Plinio



Segundo fue miembro de la clase social de los caballeros romanos (eques), ya que su padre pertenecía al orden ecuestre, y su madre era hija del senador Cayo Cecilio de Novo Como.12 Su padre lo envió a Roma y fue educado por el poeta y general Publio Pomponio Segundo. Dos siglos después de la muerte de los Gracos, tuvo acceso algunos de sus manuscritos autógrafos en la biblioteca de su preceptor, de quien redactó más tarde una biografía. Plinio nombra en su Naturalis Historia (XIV, 4; XXXIII, 152) a los gramáticos y retóricos Remio Palemón y Aurelio Fusco, de los que fue alumno. En Roma, Plinio estudió botánica en el jardín de Antonio Cástor y conoció los antiguos árboles-lotos en los terrenos que habían pertenecido en su día a Craso. Bajo la influencia de Séneca, llegó a ser un estudiante de la filosofía y la retórica y ejerció la profesión de abogado.

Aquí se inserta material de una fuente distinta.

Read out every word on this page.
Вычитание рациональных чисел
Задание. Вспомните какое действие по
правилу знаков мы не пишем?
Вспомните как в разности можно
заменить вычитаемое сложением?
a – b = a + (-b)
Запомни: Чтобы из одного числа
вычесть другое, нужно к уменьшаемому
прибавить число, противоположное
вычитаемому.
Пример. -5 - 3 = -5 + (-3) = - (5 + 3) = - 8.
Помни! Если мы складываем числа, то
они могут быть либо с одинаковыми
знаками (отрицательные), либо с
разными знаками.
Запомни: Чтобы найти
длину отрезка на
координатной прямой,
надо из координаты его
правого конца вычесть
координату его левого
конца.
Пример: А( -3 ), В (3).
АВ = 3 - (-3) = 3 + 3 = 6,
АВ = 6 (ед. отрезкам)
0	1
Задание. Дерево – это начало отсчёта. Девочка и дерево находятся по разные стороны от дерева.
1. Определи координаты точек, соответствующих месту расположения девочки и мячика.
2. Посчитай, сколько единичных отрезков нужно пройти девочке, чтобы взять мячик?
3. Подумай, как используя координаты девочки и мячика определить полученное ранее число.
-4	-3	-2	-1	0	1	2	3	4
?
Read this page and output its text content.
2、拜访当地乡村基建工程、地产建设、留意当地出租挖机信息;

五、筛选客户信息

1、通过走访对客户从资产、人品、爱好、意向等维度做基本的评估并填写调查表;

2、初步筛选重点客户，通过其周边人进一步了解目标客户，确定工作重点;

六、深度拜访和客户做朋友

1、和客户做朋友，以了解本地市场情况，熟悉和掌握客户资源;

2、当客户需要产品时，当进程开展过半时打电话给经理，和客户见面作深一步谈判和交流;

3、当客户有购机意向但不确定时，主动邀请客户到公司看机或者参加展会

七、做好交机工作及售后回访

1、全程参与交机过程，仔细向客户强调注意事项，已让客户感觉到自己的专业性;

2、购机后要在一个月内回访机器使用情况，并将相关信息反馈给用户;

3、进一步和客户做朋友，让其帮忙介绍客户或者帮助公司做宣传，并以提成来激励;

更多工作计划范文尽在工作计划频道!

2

Tras estudiar en Roma, a los veintitrés años inició su carrera militar en Germania, con una duración de doce años. Llegó a ser comandante de caballería antes de regresar a Roma, en el año 57, donde se dedicó al estudio de la literatura. A partir del año 69 desempeñó varios cargos oficiales al servicio del emperador Vespasiano. Fue autor de algunos tratados de caballería, una historia de Roma y varias crónicas históricas, hoy perdidas. Desarrolló su carrera militar en Germania, y como procurador romano en Galia e Hispania alrededor del año 73. En el año 47 participó, a las órdenes de Corbulón, en la campaña militar contra los germanos, donde tomó parte en la construcción de un canal entre el Rin y el Mosa. Como comandante de caballería (praefectus atae), redactó un ensayo (perdido) sobre las técnicas de combate a caballo (De iaculatione equestri).
En Galia y en Hispania, aprendió el significado de algunas palabras célticas. Observó los lugares relacionados con la invasión romana en Germania; las causas de las victorias de Druso y soñó que el vencedor le conminaba a transmitir sus hazañas a la posteridad, según cuenta su sobrino Plinio el Joven, en su obra Cartas, en la intitulada Gayo Plinio a Bebio Macro III.5.4. Añade que el sueño le incitó a su tío a relatar la historia de todas las guerras entre romanos y germanos en De las guerras de Germania, en veinte libros; obra también mencionada por Tácito en Anales, I.69, y por Suetonio en Calígula.
Como muchos de los hombres cultos de principios del Imperio romano, Plinio es adepto del estoicismo. Está ligado a su representante, Publio Clodio Thrasea Peto, y tiene también la influencia de Séneca.
Sus aporte

Fue también influenciado por el epicureísmo, el academicismo y la renaciente escuela pitagórica. Pero su visión de la naturaleza y de los dioses es esencialmente estoica. Según él, es la debilidad de la humanidad la que encierra la deidad bajo formas humanas mancilladas de faltas y de vicios (ii. 148). La divinidad es real; es el alma del mundo eterno, dispensando sus beneficios tanto sobre la tierra como sobre el sol y las estrellas (ii. 12 seq., 154 seq.). La existencia de la divina Providencia es incierta (ii. 19), pero la creencia en su existencia y en el castigo de los pecados es saludable (ii. 26); y la recompensa de la virtud consiste en la elevación a la divinidad de los que se asemejarían a un dios haciendo el bien por la humanidad (ii. 18, Deus est mortali juvare mortalem, et haec ad aeternam gloriam via). "Es malo indagar sobre el futuro y violentar la naturaleza recurriendo a las artes mágicas (ii. 114, xxx. 3); pero la importancia de los prodigios y los presagios no debe ser rechazada (ii.